One of the criticisms of Vedanta is that “the world is just illusion”. Christians and others use this to say that the Vedic tradition doesn’t care about helping people. This is untrue, of course. Quite often, they know that, but they don’t care.

The proper term in this context is not “maya” but “mithya” which was discussed by Shankara and others in Advaita. It is the proper approach to take in refuting this criticism.

Here is a great discussion by Maharishi about this: Is Creation just an imagination?

This talk by Maharishi Mahesh Yogi is good. But fortunately, we have been able to further explain the reality continuum, with greater fullness, clarity and rigor. Add in the fact that the continuum is in not just in the vertical, but the horizontal, and it gets even better…

A student read all of this and responded:

Thank you for sending. Once again, I am happy you are my teacher because your explanations are rigorous, concise, easy to understand, and they feel complete. They are integrated with both science and our everyday experience.

However, Maharishi’s talk helps me understand terms used in spiritual texts and by traditional spiritual teachers:

1) Imagination – Regarding a plant, “we accept its essence, and we accept the obvious face.… “when it is not what is appears, then what appears is only imagination.”

2) Temporary existence, no substantial existence – “We could only say about the world that it has temporary existence. It has no substantial existence. No substantial existence” because [it is] that which is changing…”

3) Real and unreal – “real means permanent” “…unreal means [that] which doesn’t exist.” “The world is…Neither real nor unreal.… That means, it has its existence but that existence is not permanent.”

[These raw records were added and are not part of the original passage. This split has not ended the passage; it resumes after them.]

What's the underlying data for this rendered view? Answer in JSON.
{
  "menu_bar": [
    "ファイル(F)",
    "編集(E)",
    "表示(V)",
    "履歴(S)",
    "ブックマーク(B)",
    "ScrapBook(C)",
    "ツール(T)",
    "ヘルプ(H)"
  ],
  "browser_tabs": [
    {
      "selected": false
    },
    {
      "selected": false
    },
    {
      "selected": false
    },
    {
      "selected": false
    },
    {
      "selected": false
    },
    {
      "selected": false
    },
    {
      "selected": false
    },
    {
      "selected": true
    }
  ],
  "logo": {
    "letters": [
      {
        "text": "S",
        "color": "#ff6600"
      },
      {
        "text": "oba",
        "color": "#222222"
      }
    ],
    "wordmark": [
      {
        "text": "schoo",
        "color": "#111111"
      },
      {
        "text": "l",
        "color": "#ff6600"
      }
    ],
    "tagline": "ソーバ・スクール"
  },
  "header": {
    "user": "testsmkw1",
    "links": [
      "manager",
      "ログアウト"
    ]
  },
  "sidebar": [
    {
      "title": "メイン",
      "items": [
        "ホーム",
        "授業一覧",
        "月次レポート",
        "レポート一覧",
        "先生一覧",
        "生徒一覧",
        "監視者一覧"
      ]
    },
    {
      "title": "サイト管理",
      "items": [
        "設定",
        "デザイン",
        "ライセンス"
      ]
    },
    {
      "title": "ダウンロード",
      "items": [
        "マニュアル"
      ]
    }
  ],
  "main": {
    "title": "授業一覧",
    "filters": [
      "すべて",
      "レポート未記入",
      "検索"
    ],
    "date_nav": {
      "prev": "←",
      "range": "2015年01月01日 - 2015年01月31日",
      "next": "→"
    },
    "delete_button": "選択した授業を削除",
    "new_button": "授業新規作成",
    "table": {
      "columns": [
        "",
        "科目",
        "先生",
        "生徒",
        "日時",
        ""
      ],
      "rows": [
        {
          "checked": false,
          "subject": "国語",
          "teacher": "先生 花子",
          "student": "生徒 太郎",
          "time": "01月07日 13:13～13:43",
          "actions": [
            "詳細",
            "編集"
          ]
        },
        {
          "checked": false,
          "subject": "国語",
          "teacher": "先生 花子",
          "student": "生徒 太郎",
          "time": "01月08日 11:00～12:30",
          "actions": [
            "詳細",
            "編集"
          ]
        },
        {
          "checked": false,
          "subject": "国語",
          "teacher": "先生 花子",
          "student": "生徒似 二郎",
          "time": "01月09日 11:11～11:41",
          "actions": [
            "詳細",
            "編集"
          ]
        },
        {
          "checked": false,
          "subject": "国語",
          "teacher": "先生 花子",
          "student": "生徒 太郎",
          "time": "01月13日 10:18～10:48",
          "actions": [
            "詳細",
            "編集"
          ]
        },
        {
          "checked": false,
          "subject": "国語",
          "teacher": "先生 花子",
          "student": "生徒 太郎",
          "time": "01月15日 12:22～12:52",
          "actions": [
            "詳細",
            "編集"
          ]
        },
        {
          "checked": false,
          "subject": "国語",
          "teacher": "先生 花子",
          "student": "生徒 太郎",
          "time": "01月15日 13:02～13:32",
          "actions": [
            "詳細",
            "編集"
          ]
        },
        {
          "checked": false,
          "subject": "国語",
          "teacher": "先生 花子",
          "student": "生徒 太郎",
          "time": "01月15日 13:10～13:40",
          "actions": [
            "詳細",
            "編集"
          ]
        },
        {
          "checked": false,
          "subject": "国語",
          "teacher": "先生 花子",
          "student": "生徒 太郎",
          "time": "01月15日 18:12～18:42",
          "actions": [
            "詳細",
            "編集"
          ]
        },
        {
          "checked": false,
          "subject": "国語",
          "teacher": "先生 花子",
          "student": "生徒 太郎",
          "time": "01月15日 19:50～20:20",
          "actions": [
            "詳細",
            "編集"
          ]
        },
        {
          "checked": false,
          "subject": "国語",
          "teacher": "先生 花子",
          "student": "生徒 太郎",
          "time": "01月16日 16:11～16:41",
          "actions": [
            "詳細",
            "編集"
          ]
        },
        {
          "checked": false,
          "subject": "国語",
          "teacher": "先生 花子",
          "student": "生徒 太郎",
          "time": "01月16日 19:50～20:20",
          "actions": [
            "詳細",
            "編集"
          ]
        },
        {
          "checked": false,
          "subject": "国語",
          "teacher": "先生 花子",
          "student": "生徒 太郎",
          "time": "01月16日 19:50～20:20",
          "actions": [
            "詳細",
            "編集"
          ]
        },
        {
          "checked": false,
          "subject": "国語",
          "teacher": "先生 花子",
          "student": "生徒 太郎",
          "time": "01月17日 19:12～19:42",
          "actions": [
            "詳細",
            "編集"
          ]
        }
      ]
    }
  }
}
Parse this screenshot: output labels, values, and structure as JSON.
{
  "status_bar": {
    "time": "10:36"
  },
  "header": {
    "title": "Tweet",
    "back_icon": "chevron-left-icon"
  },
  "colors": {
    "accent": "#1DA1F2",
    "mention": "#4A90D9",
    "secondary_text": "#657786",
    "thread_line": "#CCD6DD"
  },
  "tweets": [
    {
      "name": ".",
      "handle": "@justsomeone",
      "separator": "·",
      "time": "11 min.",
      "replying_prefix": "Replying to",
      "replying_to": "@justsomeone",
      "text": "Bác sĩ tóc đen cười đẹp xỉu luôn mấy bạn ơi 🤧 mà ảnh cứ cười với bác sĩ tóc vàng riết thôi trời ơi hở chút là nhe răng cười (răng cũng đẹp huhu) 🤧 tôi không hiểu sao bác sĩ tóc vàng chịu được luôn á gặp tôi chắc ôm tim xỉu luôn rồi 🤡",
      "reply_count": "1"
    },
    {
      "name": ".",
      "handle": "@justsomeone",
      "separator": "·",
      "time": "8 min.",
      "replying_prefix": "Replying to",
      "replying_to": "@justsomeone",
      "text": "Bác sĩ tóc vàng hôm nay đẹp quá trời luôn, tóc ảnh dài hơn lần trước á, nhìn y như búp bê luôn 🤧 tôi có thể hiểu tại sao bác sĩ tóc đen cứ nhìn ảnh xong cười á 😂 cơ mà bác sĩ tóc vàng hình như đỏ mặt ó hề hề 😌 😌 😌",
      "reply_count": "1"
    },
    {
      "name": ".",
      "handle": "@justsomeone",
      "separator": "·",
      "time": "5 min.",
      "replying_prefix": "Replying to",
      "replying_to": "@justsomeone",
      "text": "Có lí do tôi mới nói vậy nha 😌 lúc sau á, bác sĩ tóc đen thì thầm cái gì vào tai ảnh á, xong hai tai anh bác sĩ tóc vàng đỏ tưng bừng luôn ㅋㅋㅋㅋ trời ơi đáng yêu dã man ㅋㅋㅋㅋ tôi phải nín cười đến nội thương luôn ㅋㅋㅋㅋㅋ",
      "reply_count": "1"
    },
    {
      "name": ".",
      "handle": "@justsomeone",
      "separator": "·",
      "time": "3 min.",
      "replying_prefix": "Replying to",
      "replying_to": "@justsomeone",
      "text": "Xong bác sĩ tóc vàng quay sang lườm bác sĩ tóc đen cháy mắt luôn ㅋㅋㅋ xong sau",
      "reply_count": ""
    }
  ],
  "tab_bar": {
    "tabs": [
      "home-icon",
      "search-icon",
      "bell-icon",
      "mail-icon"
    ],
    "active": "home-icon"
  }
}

4) This and That – “…Creation has been, and will be, and it has been temporary on the basis of that permanent field… and like that it will continue. That is why the real statement about the world is “This and That”.” “This is also true, and That is also true. This [cycle] is also eternal and That is also eternal.”

5) What I am – “This and That, both taken together is what I am.” “the “I”, the individuality belongs to both of them taken together – the material and the spiritual, both taken together.”